10 kişi bitirilmek zorunda kalınan 2 maç ve elden kaçan 4 puan. Aslına bakarsanız 4 puandan daha fazlası. Şampiyonluk yarışındaki rakiplerimiz karşısında lider konuma gelip psikolojik üstünlük kurma şansını da kaybettik. Kaybettik demeyelim de erteledik diyelim.

Daha 7. haftadan kaybettik sözü biraz ağır olur.

Konya maçında Hugo'nun, Alanya maçında ise Hüseyin Türkmen'in artık acemice mi dersiniz yoksa sorumsuzca mı dersiniz bilemem gördüğü kartlar sebebiyle mücadelelerde sayısal olarak eksik oynamak zorunda kaldık. Kamuoyunun aksine ben Hugo'nun direkt kırmızı kartının ve Hüseyin Türkmen'in iki sarı kartının da doğru karar olduğunu düşünüyorum. Her iki oyuncumuzun da zamanlama hatalarının sonuçları ağır oldu. 
Kendi oyuncularımızın biraz daha dikkatli olması gerekiyor, hedef şampiyonluk ise bunu tüm oyuncular birlikte kazanacaklar. 

Her iki maçta da eksik olmamıza rağmen iyi futbol oynadık, bir de eksik olmasak muhtemelen şu anda kayıp 4 puanı değil kazanılan 6 puanı ve liderliği konuşuyor olacaktık.

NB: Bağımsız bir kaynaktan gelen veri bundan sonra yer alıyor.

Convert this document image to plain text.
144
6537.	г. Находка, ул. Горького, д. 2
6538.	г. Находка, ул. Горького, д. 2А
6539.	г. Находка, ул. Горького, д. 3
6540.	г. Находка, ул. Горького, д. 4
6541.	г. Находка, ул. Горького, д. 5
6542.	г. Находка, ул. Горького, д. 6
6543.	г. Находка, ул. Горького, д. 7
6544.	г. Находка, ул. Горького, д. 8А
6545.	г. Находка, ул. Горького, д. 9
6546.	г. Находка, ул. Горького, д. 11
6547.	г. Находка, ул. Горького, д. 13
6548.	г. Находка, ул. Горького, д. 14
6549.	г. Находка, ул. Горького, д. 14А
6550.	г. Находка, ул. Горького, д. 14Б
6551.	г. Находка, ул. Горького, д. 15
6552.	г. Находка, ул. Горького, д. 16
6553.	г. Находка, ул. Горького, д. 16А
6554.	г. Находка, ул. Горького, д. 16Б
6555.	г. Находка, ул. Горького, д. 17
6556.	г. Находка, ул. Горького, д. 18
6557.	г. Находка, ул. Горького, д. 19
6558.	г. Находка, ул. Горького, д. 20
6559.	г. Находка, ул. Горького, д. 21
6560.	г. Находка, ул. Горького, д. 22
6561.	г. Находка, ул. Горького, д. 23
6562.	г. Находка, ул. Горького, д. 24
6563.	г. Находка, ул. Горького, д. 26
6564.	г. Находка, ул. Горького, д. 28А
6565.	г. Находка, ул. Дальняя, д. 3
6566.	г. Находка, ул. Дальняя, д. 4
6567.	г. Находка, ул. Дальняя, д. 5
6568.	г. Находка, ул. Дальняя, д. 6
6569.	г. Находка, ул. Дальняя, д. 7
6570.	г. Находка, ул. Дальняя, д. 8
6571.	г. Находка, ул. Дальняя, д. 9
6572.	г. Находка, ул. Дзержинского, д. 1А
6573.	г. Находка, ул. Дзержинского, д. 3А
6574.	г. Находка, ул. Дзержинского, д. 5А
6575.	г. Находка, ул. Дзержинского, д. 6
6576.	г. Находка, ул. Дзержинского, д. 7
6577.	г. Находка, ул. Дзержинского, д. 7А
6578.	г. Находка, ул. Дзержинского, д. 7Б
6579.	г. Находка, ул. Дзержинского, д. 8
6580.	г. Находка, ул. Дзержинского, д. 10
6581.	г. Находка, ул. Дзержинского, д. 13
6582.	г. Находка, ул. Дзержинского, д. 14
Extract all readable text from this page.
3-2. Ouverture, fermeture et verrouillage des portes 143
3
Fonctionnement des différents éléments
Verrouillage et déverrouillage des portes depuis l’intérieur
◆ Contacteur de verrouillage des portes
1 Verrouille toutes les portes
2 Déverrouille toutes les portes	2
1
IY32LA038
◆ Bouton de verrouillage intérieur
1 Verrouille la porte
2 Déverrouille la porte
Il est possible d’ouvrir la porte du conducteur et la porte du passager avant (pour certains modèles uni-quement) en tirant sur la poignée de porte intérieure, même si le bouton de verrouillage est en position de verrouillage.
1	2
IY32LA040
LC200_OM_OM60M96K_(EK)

Direkt kırmızı ve ikinci sarıdan kırmızı kartların doğru olduğunu düşündüğümü söylemem hakemlerin yanlı yönetimlerini kabul ettiğim anlamına gelmiyor, aman ha yanlış anlaşılmasın. Son yıllarda çözemediğim olaylardan birisi hakemlerin Trabzonsporlu oyunculara kart gösterirken oldukça bonkör davranmasıdır. Trabzonspor aleyhine olan pozisyonlarda tereddütsüz çıkan kartlar ne hikmetse Trabzonspor lehine olan pozisyonlarda çok zorlanarak çıkıyor ve hatta hiç çıkmıyor. Hakem arkadaşlar bunu kendi iradeleriyle mi yapıyor yoksa aldıkları talimatlar gereği mi bilemiyorum. Tek bildiğim bu hususta bir kötü niyet olduğu.

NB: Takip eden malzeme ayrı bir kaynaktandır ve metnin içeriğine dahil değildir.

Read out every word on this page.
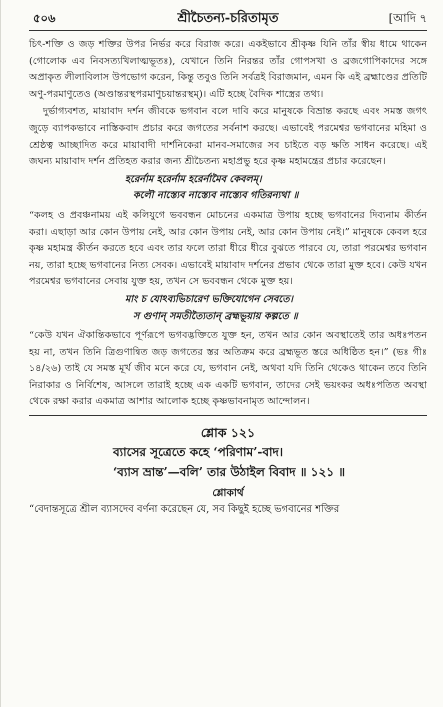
৫০৬	শ্রীচৈতন্য-চরিতামৃত	[আদি ৭

চিৎ-শক্তি ও জড় শক্তির উপর নির্ভর করে বিরাজ করে। একইভাবে শ্রীকৃষ্ণ যিনি তাঁর স্বীয় ধামে থাকেন (গোলোক এব নিবসত্যখিলাত্মভূতঃ), যেখানে তিনি নিরন্তর তাঁর গোপসখা ও ব্রজগোপিকাদের সঙ্গে অপ্রাকৃত লীলাবিলাস উপভোগ করেন, কিন্তু তবুও তিনি সর্বত্রই বিরাজমান, এমন কি এই ব্রহ্মাণ্ডের প্রতিটি অণু-পরমাণুতেও (অণ্ডান্তরস্থপরমাণুচয়ান্তরস্থম্)। এটি হচ্ছে বৈদিক শাস্ত্রের তথ্য।

দুর্ভাগ্যবশত, মায়াবাদ দর্শন জীবকে ভগবান বলে দাবি করে মানুষকে বিভ্রান্ত করছে এবং সমস্ত জগৎ জুড়ে ব্যাপকভাবে নাস্তিকবাদ প্রচার করে জগতের সর্বনাশ করছে। এভাবেই পরমেশ্বর ভগবানের মহিমা ও শ্রেষ্ঠত্ব আচ্ছাদিত করে মায়াবাদী দার্শনিকেরা মানব-সমাজের সব চাইতে বড় ক্ষতি সাধন করেছে। এই জঘন্য মায়াবাদ দর্শন প্রতিহত করার জন্য শ্রীচৈতন্য মহাপ্রভু হরে কৃষ্ণ মহামন্ত্রের প্রচার করেছেন।

হরের্নাম হরের্নাম হরের্নামৈব কেবলম্‌।

কলৌ নাস্ত্যেব নাস্ত্যেব নাস্ত্যেব গতিরন্যথা ॥

“কলহ ও প্রবঞ্চনাময় এই কলিযুগে ভববন্ধন মোচনের একমাত্র উপায় হচ্ছে ভগবানের দিব্যনাম কীর্তন করা। এছাড়া আর কোন উপায় নেই, আর কোন উপায় নেই, আর কোন উপায় নেই।” মানুষকে কেবল হরে কৃষ্ণ মহামন্ত্র কীর্তন করতে হবে এবং তার ফলে তারা ধীরে ধীরে বুঝতে পারবে যে, তারা পরমেশ্বর ভগবান নয়, তারা হচ্ছে ভগবানের নিত্য সেবক। এভাবেই মায়াবাদ দর্শনের প্রভাব থেকে তারা মুক্ত হবে। কেউ যখন পরমেশ্বর ভগবানের সেবায় যুক্ত হয়, তখন সে ভববন্ধন থেকে মুক্ত হয়।

মাং চ যোঽব্যভিচারেণ ভক্তিযোগেন সেবতে।

স গুণান্ সমতীত্যৈতান্ ব্রহ্মভূয়ায় কল্পতে ॥

“কেউ যখন ঐকান্তিকভাবে পূর্ণরূপে ভগবদ্ভক্তিতে যুক্ত হন, তখন আর কোন অবস্থাতেই তার অধঃপতন হয় না, তখন তিনি ত্রিগুণান্বিত জড় জগতের স্তর অতিক্রম করে ব্রহ্মভূত স্তরে অধিষ্ঠিত হন।” (ভঃ গীঃ ১৪/২৬) তাই যে সমস্ত মূর্খ জীব মনে করে যে, ভগবান নেই, অথবা যদি তিনি থেকেও থাকেন তবে তিনি নিরাকার ও নির্বিশেষ, আসলে তারাই হচ্ছে এক একটি ভগবান, তাদের সেই ভয়ংকর অধঃপতিত অবস্থা থেকে রক্ষা করার একমাত্র আশার আলোক হচ্ছে কৃষ্ণভাবনামৃত আন্দোলন।

শ্লোক ১২১
ব্যাসের সূত্রেতে কহে ‘পরিণাম’-বাদ।
‘ব্যাস ভ্রান্ত’—বলি’ তার উঠাইল বিবাদ ॥ ১২১ ॥
শ্লোকার্থ

“বেদান্তসূত্রে শ্রীল ব্যাসদেব বর্ণনা করেছেন যে, সব কিছুই হচ্ছে ভগবানের শক্তির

Aklımı kurcalayan bir mevzu da kartlardaki standartlar. Örneğin; Alanya maçında Hamsik'in rakibine yaptığı faulde sarı vermesi gerekirken es geçen hakem bu sefer Djaniny'ye yapılan faulde yine kartına baş vurmuyor. Orada vermedim burada da vermeyeyim diyerek iç muhasebesini mi tutturuyor, gelir gider dengesini mi ayarlıyor ne yapıyor anlamıyorum. Bir kere de böyle yaptı mı artık terazisi şaşıyor, vermesi gerekeni vermiyor, oyun gereksiz geriliyor, hiç olmadık yerde de kartına başvuruyor. 

Ne bu, oto vicdan sistemi mi? Dengeyi böyle mi sağlıyor saha içerisinde. Hangi pozisyon daha kritik, hangisi kartlık nasıl karar veriyor, bu işin standardı ne?

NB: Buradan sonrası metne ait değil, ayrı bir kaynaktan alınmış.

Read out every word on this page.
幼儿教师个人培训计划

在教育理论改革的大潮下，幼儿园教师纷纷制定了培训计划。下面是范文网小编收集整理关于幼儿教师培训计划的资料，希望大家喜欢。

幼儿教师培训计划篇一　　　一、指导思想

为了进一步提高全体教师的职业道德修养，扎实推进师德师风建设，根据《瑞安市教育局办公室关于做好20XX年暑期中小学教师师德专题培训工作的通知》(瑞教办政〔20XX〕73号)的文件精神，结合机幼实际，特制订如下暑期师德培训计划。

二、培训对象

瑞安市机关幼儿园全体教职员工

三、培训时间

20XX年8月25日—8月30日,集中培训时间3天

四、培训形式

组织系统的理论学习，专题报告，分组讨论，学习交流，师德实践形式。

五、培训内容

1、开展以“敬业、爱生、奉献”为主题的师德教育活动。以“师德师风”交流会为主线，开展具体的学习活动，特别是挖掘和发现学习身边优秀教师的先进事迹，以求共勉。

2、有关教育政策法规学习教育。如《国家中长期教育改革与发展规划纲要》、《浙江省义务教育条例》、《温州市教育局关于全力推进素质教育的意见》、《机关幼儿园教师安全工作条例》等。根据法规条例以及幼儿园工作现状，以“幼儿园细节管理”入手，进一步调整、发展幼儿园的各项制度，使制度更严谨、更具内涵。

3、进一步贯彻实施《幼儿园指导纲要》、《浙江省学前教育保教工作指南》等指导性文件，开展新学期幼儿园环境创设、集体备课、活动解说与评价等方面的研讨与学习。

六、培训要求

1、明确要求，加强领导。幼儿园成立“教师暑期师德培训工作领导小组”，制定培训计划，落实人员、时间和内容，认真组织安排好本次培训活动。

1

Enteresan bir durum, değinmeden geçmeyeyim dedim.

Kulübün resmi açıklaması, biz buradayız ve olayları yakından takip ediyoruz deme noktasında kritik bir hamle oldu. Meydanı boş bırakmamak lazım.

Son iki maçta ve özellikle Alanya maçında eksik kadıktan sonra çok daha ısıran bir futbol oynadığımızı ve galibiyetin kıyısından döndüğümüzü söyleyebilirim. Ah be Gervinho,  hesabına 4 puan yazdım, artık asist mi yaparsın gol mü atarsın tek başına 2 maç mı alırsın bilemem. O 4 puan hanemize yazılacak ona göre. Şaka bir yana içimiz yandı o iki pozisyonda da, gol dedik ama Gervinho zor olanı başardı resmen. Sakatlık olmazsa borcunu kapatır diye düşünüyorum, yaşına rağmen gerçekten önemli bir silah. 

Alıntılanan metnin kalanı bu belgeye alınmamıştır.